En cas de placement en détention avant l'expiration du délai de recours prévu à l'article L. 911-1, l'intéressé est informé par le greffe de l'établissement pénitentiaire que ce délai est interrompu et qu'il dispose désormais, à compter de cette information, du délai de sept jours prévu à l'article L. 921-2 pour introduire son recours s'il ne l'a pas déjà fait.

Article R921-3

Les délais de recours de sept jours et quarante-huit heures respectivement prévus aux articles L. 921-1 et L. 921-2 ne sont susceptibles d'aucune prorogation.

Section 2 : Délais de jugement

Article R921-4

Conformément aux articles L. 921-3 et L. 921-4, si, en cours d'instance, l'étranger est assigné à résidence en application de l'article L. 731-1 ou placé en rétention administrative, le délai de jugement, ramené, respectivement, à quinze jours et à cent quarante-quatre heures, court à compter de la notification de cette décision au tribunal par l'autorité administrative.

Si, en cours d'instance, l'étranger ayant formé un recours relevant de l'article L. 911-1 est placé en détention, le tribunal statue dans le délai de jugement prévu à l'article L. 921-1. Ce délai court à compter de l'information du tribunal par l'autorité administrative.

Chapitre II : Règles de procédure

Section 1 : Tribunal administratif territorialement compétent

Sous-section 1 : Dispositions générales

Article R922-1

En application de l'article R. 312-1 du code de justice administrative et sous réserve des exceptions prévues par la présente section, le tribunal administratif territorialement compétent est celui dans le ressort duquel l'autorité qui a pris la ou les décisions attaquées a son siège.

Article R922-2

Lorsque le président d'un tribunal administratif ou le magistrat désigné par lui est saisi de conclusions qu'il estime relever de la compétence d'un autre tribunal administratif, il lui transmet le dossier sans délai et par tous moyens, dans les formes prévues au premier alinéa de l'article R. 351-6 du code de justice administrative.

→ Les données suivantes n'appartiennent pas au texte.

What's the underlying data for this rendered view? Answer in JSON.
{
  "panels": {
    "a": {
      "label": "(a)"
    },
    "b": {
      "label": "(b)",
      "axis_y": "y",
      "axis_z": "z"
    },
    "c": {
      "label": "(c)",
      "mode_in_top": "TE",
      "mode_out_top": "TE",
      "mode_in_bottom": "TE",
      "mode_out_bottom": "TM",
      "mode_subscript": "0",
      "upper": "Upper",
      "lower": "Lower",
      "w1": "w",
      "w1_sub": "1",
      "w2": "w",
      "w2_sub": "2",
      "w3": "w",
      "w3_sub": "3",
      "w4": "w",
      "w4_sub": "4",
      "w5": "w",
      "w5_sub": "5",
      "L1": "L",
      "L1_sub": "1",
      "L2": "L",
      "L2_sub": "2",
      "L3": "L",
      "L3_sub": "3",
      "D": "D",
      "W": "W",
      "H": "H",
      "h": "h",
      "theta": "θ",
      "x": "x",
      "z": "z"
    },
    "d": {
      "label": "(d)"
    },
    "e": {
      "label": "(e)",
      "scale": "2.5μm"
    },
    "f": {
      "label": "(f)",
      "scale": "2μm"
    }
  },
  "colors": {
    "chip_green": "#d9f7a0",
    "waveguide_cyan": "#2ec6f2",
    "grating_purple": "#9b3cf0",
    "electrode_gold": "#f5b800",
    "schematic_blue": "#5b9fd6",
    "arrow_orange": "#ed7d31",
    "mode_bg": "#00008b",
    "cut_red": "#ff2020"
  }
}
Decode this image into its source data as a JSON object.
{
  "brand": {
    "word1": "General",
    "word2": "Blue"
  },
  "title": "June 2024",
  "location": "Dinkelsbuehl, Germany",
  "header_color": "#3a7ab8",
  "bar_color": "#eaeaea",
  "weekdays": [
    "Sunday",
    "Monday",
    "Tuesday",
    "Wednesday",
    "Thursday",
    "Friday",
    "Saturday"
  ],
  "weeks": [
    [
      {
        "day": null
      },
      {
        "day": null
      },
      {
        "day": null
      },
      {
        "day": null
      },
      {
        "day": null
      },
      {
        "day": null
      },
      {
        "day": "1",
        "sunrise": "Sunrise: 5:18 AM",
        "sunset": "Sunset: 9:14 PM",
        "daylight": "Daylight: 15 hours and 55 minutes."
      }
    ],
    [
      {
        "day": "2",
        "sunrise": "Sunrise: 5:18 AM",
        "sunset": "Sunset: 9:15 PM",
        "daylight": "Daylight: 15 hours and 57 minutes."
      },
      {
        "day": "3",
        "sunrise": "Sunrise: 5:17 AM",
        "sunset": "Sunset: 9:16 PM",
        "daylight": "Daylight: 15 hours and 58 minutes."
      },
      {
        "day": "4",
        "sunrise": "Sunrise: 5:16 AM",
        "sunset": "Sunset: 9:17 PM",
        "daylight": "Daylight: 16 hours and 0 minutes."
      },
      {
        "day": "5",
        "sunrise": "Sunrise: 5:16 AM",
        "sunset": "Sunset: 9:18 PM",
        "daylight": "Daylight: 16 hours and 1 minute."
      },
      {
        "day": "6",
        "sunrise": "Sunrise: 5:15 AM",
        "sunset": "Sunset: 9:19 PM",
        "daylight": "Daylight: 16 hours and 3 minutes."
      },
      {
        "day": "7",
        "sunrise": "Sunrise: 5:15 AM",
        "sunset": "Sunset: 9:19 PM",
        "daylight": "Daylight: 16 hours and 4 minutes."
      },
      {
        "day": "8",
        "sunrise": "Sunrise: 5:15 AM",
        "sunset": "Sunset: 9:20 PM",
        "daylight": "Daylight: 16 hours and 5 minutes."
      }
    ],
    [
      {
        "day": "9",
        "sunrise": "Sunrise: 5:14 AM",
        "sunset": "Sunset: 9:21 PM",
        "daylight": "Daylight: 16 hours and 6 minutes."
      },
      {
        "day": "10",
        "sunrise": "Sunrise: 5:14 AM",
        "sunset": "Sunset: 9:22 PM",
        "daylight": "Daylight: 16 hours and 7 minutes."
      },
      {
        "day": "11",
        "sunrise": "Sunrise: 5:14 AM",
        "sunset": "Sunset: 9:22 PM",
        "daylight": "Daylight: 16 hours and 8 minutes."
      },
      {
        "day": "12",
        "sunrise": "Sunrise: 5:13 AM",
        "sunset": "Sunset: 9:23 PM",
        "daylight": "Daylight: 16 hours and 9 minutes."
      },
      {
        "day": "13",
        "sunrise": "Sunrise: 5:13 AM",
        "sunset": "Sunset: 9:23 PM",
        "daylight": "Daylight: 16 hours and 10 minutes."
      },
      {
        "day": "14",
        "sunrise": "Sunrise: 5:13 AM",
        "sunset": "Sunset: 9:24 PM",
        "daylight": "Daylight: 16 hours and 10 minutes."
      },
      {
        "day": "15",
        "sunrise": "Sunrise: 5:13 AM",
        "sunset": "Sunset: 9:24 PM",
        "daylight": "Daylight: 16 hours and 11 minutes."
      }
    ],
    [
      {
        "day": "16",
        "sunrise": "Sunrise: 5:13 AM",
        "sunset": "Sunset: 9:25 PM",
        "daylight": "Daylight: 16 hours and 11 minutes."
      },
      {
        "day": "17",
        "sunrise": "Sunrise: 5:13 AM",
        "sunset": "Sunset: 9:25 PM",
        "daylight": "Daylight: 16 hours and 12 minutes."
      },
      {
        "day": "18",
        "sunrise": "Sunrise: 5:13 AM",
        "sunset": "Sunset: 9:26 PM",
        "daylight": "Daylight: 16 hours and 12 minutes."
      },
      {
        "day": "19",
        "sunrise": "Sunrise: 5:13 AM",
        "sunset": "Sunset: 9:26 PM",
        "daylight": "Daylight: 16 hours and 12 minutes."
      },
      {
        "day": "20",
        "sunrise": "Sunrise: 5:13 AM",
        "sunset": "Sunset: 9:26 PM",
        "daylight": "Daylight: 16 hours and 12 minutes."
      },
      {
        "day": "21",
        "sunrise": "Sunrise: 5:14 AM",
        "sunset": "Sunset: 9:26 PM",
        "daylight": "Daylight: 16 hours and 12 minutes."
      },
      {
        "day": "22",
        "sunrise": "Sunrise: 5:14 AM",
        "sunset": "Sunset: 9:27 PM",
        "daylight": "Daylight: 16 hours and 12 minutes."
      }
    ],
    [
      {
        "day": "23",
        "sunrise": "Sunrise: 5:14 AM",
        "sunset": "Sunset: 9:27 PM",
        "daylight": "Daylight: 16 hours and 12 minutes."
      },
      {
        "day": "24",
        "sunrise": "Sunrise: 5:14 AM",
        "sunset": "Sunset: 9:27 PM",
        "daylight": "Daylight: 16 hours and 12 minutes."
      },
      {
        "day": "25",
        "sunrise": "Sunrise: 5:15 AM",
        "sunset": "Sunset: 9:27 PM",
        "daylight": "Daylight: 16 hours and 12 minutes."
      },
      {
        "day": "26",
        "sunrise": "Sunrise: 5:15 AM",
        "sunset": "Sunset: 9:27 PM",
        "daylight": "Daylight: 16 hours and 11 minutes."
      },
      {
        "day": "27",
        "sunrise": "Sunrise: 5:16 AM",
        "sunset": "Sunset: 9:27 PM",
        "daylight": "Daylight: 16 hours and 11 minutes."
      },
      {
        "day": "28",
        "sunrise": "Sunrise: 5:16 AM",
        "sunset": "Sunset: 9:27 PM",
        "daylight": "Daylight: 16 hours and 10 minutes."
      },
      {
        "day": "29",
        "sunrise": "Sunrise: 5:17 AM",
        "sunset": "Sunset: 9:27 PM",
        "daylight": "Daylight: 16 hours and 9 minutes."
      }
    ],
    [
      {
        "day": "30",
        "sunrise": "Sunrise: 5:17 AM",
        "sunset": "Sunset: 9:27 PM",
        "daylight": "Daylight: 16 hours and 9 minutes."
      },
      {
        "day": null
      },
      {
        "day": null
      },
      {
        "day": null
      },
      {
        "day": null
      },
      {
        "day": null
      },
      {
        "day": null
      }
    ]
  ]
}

Sous-section 2 : Etranger placé ou maintenu en zone d'attente en dehors de la région Ile-de-France

Article R922-3

Lorsque l'étranger qui a fait l'objet d'un refus d'entrée sur le territoire français au titre de l'asile est placé ou maintenu dans une zone d'attente située en dehors de la région d'Île-de-France, le tribunal administratif territorialement compétent est celui dans le ressort duquel se trouve cette zone d'attente.